Pay attention to the numbers. In our CHCECE032 example, one unit requirement asks students to complete the tasks at least once with two different babies under 12 months old. Doing the tasks twice with one baby isn’t enough.
All Requirements or Not Competent
Pay attention to lists. Again, as illustrated above, if students perform just half the tasks listed, it’s non-compliant. Each assessment item must address all requirements, or the student is not yet competent and the assessment tool is non-compliant.
Can you be more specific?
Could You Be Clearer?
Every assessment item should have clear and specific benchmark answers to guide the assessor’s judgment on student competence. Thus, make sure your instructions do not confuse students or assessors. For example:
What kind of information can be included in a work package?

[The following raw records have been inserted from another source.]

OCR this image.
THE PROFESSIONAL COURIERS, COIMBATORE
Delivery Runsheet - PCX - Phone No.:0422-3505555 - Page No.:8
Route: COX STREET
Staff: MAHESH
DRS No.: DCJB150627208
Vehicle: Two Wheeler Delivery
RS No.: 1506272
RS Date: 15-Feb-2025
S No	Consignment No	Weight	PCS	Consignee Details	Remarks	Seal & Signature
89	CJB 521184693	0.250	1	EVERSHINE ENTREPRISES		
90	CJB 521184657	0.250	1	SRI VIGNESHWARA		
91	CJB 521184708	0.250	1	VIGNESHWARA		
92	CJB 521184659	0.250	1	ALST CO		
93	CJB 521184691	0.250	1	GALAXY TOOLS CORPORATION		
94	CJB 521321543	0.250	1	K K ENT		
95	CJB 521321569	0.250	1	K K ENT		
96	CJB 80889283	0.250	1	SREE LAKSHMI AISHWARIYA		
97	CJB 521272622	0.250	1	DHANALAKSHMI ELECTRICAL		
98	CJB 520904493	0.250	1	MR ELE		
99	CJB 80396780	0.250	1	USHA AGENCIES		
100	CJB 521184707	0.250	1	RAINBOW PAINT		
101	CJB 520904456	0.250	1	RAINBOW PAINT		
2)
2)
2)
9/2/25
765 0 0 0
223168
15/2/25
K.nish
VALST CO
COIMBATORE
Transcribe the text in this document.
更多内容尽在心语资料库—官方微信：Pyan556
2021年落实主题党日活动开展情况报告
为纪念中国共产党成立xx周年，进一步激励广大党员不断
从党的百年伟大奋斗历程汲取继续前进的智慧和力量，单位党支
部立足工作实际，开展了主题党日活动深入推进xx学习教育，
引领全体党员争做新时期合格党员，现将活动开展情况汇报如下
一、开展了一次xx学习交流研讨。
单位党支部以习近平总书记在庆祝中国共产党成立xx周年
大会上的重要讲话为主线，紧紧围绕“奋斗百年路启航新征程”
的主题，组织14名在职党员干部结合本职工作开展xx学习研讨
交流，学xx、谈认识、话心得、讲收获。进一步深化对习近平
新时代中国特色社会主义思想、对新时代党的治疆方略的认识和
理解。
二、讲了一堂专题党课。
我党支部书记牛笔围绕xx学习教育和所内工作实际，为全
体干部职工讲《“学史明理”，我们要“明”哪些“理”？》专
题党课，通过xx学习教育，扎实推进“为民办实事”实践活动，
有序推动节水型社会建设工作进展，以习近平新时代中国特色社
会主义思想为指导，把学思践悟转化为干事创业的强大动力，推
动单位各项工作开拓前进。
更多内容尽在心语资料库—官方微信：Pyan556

What can be included in a work package?
Answers might include:
Required materials
Related costs
Time allocated for activities
Designated duties and responsibilities
When an assessment item calls for several answers, indicate the number of answers required from a student. This way, your assessment remains reliable, and the evidence collected is valid.
This is also true for assessment items with double-barrelled questions or questions that require more than one answer at once. Such questions can confuse both students and assessors, as illustrated in the example below:
Identify a hazard and/or environmental issue in the workplace and select the most effective hazard control hierarchy.
Answers might include, but are not limited to:
Weather conditions – isolation of work area, engineering controls, personal protective equipment
Work area and ground conditions – elimination, isolating, engineering controls
People – isolation, use of engineering controls, administrative controls
Structural hazards – substituting, isolation, engineering
Chemical hazards – isolation, use of engineering controls, administrative controls
Equipment or machinery – isolating, use of engineering controls, administration
Steering clear of double-barrelled questions makes it easier for students to respond and for assessors to judge student competence accurately.
Given these requirements, you might wonder, “Don’t learning resource developers provide audit guarantees?” However, these guarantees require waiting for an audit to rectify noncompliance. This impacts your compliance history, so it’s better to take a safe and compliant route.